Do you know your numbers and how healthy choices can improve them?

Ok, so first things first, let’s clarify what is meant by your numbers. This term refers to your biometrics or more specifically to your cholesterol, blood glucose, blood pressure, body fat %, etc. that determine your risk factors for chronic disease. As you may or may not be aware elevated biometric results implicate an increased risk for heart disease, stroke, diabetes and even cancer to name a few. Some of these factors can be affected by the choices we make on daily basis involving nutrition and exercise, while there are a few factors that contribute to the results that we do not have any control over, such as genetics or ethnicity. Thankfully, making healthy choices can significantly change our biometric results and greatly offset some of the factors that are beyond our control.
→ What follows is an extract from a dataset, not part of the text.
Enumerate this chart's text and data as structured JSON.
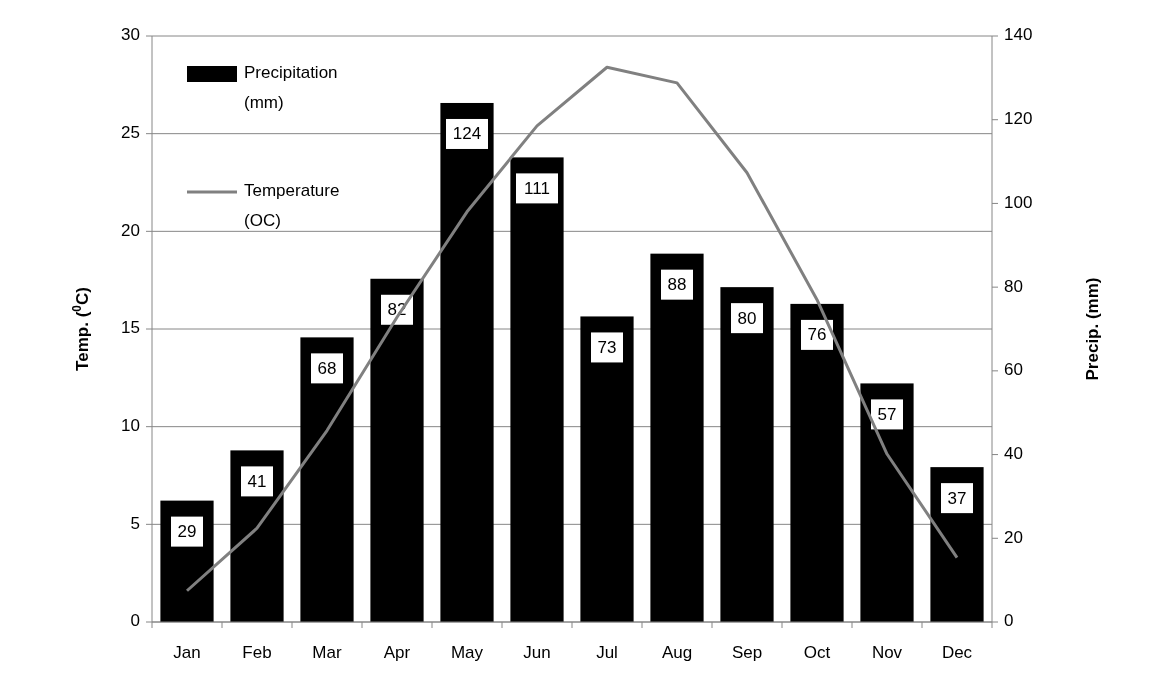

Cholesterol is a substance that is produced in our bodies by our liver to assist in normal production of  hormones, bile production and nerve transmission. The liver provides all the cholesterol our bodies need for proper function however, food that comes from animal sources such as meat, dairy and transfats add to the amount of cholesterol in our bodies. When you receive the results of a blood test for cholesterol, typically there are four numbers involved. The total cholesterol ideally should be at or below 200 mg/dL. Total cholesterol is then broken down between HDL (healthy) cholesterol that should be at 40 mg/dL or more, while the LDL(bad) cholesterol is considered acceptable at 100mg/dL or less. Finally, the last number in the series is triglycerides (free-floating fat in the blood) which should come in somewhere around 150mg/dL or less. Cholesterol is one of those factors that does have a genetic link, so making healthy nutrition choices and taking part in a regular fitness program could greatly decrease your risk for disease and the need for medication in the future. Your diet should include plenty of high fiber food, such as whole grains, lots of fresh fruits and veggies and very limited saturated fat.  Being mindful of your nutrition and getting regular physical activity most days of the week for a minimum of 30 minutes will help reduce the likelihood of having elevated cholesterol.

In addition to cholesterol screening, often if there is any indication that diabetes could be an issue doctors will check blood glucose as well. For a fasting test the ideal results of a glucose test would be anything below 100, 100-126 is considered to be pre-diabetic and above 126 is determined to be diabetic. Once again regular physical activity and a diet high in whole grains, fresh fruits and veggies and limited saturated fat as well as refined carbohydrate can help to control blood glucose levels. In addition to the lifestyle factors listed it has also be proven that those who smoke  and drink (alcohol) heavily, increase their risk for high blood glucose levels and thus contribute to the possibility of becoming diabetic.

Blood pressure is another biometric measurement that you should keep an eye on to avoid health issues. When your doctor/nurse takes your blood pressure they will record two numbers. The first number you will see is your systolic blood pressure,  the pressure on the walls of the heart as it pumps blood. The second number is the diastolic pressure which  is determine by the pressure when the heart is relaxed. Ideally your blood pressure should be no higher than 120/80 and anything between 121-140/81-90 is prehypertensive, while numbers greater than 140/90 are  hypertensive.  There are several factors that contribute to hypertension such as poor diet and lack of exercise, genetics, tobacco and alcohol use. By now you should see a repeating pattern, as with cholesterol and glucose levels, healthy nutrition choices and regular physical activity play a large role in maintaining a healthy blood pressure. Eating plenty of fresh fruits and veggies, whole grains and a diet low in saturated fat and limited sodium will help keep your blood pressure at a healthy level.

Body composition is another factor that can play a role in your risk for chronic disease. A recent study found that 84% of Americans are overweight. It’s no wonder the rates of disease are growing at this very moment. Obesity contributes to all chronic disease including but not limited to heart disease, stroke, diabetes, and cancer. Our bodies were not designed to be sedentary and they certainly do not respond favorably to high fat, high sugar diets that often come along with the convenience of high processed foods. A healthy body fat percentage for women is 20-32% (or less), with 33-39% considered overweight and anything above 39% is obese. For men the numbers are as follows, 8-19%(or less) is considered healthy, 20-25% is overweight and 26% or more falls under the category of obese. Anyone who is overweight/obese and carrying access fat around their middle has a higher risk for heart disease.

Next time you are at the doctor, ask questions to find out what your numbers look like and be aware of your family health history, so that you know your risk for disease. Now that you have learned what these numbers mean and how you can change them, its time to put a plan in place to begin making healthy lifestyle changes to feel better and live a longer healthier life. Setting short-term goals to help you reach your eventual goal is the smartest way to work toward healthier living. Don’t set goals based on what your doctor, spouse or any other relative say you “need” to do, but picture what you would like the end result to be and set goals based on what YOU “want”. The lifestyle choices you make today will effect the way that you will feel tomorrow.